A few weeks ago I wrote an article summarizing Q1 earnings for public SaaS companies, highlighting what it takes to operate a successful public company from a metrics perspective. But for many startup entrepreneurs, a more helpful analysis would entail looking at what it took for each of these companies to become public in the first place. So in this article I’ll do just that, examining every SaaS IPO since the beginning of 2018, plus a few other influential IPOs before that period (36 in total), and analyzing how they all stacked up on a few key operating metrics at the time of their IPO. My hope is that every SaaS entrepreneur can use this data to set goals for themselves around what it takes to become a public SaaS company. There’s a lot to unpack here, so today, in part 1, I’ll go deep on benchmarking operating metrics. In part 2 I’ll analyze what a successful IPO process consists of — the 2-week investor roadshow leading up to the pricing of the IPO plus the first day of being publicly traded.

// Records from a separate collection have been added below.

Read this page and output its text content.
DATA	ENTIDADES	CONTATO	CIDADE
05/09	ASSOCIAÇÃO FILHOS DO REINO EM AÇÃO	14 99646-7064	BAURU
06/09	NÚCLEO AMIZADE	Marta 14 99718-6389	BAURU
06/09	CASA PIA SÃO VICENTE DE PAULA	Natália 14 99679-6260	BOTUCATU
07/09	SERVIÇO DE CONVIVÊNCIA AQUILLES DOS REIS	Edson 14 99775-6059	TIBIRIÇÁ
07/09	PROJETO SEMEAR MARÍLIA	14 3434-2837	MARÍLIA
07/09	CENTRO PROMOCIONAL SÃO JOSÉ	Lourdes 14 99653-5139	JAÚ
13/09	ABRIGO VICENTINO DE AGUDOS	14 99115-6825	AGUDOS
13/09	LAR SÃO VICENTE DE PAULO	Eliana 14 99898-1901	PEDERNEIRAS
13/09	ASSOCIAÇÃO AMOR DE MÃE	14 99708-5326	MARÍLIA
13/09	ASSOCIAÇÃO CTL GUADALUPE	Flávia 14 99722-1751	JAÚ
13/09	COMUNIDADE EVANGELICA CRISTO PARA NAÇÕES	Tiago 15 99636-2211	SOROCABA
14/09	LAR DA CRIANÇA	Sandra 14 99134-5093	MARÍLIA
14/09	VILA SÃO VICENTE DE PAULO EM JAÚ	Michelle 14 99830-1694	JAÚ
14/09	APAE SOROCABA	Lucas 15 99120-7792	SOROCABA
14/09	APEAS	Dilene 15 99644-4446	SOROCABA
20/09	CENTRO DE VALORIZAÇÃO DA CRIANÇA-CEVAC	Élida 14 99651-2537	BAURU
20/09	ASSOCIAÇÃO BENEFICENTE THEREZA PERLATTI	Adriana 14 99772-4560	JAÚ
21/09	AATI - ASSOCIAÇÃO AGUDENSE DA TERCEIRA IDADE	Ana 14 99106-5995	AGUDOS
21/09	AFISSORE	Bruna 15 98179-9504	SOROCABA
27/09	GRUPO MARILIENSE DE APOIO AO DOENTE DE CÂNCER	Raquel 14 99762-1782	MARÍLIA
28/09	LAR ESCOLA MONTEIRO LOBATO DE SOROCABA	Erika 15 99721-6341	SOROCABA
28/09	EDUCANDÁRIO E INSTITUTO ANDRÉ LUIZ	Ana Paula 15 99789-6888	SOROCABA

If you don’t have time to read the entirety of this article, here are the takeaways I hope everyone comes away with. To become a public company, every SaaS founder should aim for:
$200M ARR (minimum $100M)
90% of revenue derived from subscriptions
50%+ YoY ARR growth
$18M of net new ARR in the quarter you go public
72% gross margins
121% net dollar retention
25 months gross margin adjusted CAC payback
(31%) LTM operating margin
Are the SaaS IPO Markets Open?
Before we dive into the metrics and what it takes to go public, let’s talk a little about this concept of whether the markets are “open” for IPOs or not. I hear this question any time market volatility spikes and multiples compress — so I’ve obviously been hearing it a lot lately, too. Many people had said IPO markets were “closed” over the last 6 months (and felt justified in saying so) given there was a 6 month gap between Bill.com’s offering in December to ZoomInfo’s offering in June without any other SaaS IPOs (driven by Covid-19 volatility). But I have to say, I completely disagree with this premise. I don’t think the IPO markets are ever closed as long as large institutional investors and mutual funds have capital to deploy — and I don’t see that ability ever really going away. Instead, I’d assert that during these turbulent times the IPO markets are always open, but the filter through which companies are evaluated changes. As volatility goes up, mutual fund’s risk appetite goes down, and only the best businesses can create enough interest for a large equity offering. In the below sections I’ll call out every company that historically went public during one of these “closed windows” and contrast them to overall medians. I believe the data (with few exceptions) supports my claim, and you’ll see that the IPO markets are always open for exceptional businesses.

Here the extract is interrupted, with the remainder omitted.